One plate of ribs, beans, salad, corn muffin. Plus fresh lemonade. Thus refueled, I pedaled on home. Thirty miles with 2,580 feet of climbing—no map to share, as my GPS took a nap along the way.

August 6, 2017

Feathers and Friends

There was at least one club member who was disappointed to miss last week's outing. And the birds are still there, so ... let's do it again!

Cyclists heading north on the Bay Trail, Sunnyvale, California
Another strong turnout, including a couple of people who rode with us last week. Plus four biking friends who were curious enough to come over from the East Bay.

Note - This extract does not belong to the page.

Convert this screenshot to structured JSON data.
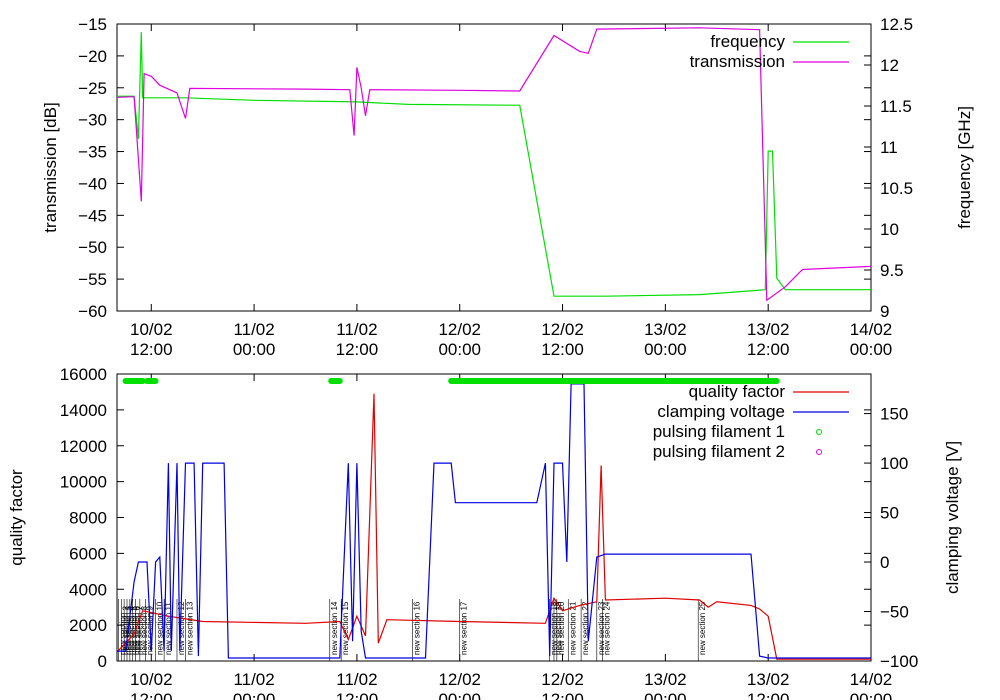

Snowy egret near the water's edge, San Francisco Bay tidal pond, Mountain View, California
This week, it was windy along the bay. Really windy. Which meant that most of the birds were hunkered down to hunt in coves where the levees offered something of a wind break. There were a couple of snowy egrets close to shore. The wind helped ruffle some feathers, giving us a look at the distinctive plumage that adorns the back of a snowy egret's head.

Red-tailed hawk perched on a fence post behind Moffett Field, Mountain View, California
Behind Moffett Field, this red-tailed hawk wasn't too concerned with us. “Wish I could get a better picture, if only it would turn around,” said one rider. “The bird needs to face into the wind, otherwise think what would happen with its feathers,” I suggested. Just as I'd put the camera away [of course], a brazen seagull swooped down over our heads to harass the hawk, leading to an aerial bird fight. (Just threats, no victim ... today.)

Last week I sensed that people would have preferred to head straight back after lunch, so this week we visited the Garden of Tasty Treats first. That worked out well, people were excited to pose for photos with their favorite droids. And as much fun as that can be, the birds are a tough act to follow.

Black-crowned night-heron perched on a tree branch, Mountain View, California
One of the Black-crowned Night-Herons was out of the nest, perched on a branch for all to admire.

Snowy egrets feeding their nestlings, Mountain View, California
The rookery more than made up for the meager sightings along the Bay. People laughed and rooted for some fledglings that were flapping around, testing their wings and making it a few feet off the ground to a window ledge. Commotion in one nest drew our eyes upward, where we had a clear view of snowy egrets feeding their young. I passed around my binoculars for everyone to get a closer view.

National Audubon Society logo on the back of the designer's bike jersey.
I was explaining how the National Audubon Society came to be, protecting these birds from being hunted to extinction. “Their logo features an egret,” I said. “Mike designed that!” exclaimed one rider, proudly. [Say what?!] We had a bona fide celebrity on our ride. The guy wearing the jersey that was covered with logos (for brands that you would recognize) was the graphic designer who created them!

For me, 52 miles with 1,000 feet of climbing. (For everyone else, 26 miles with 340 feet of climbing.)

Much to like about this route, if I do say so myself!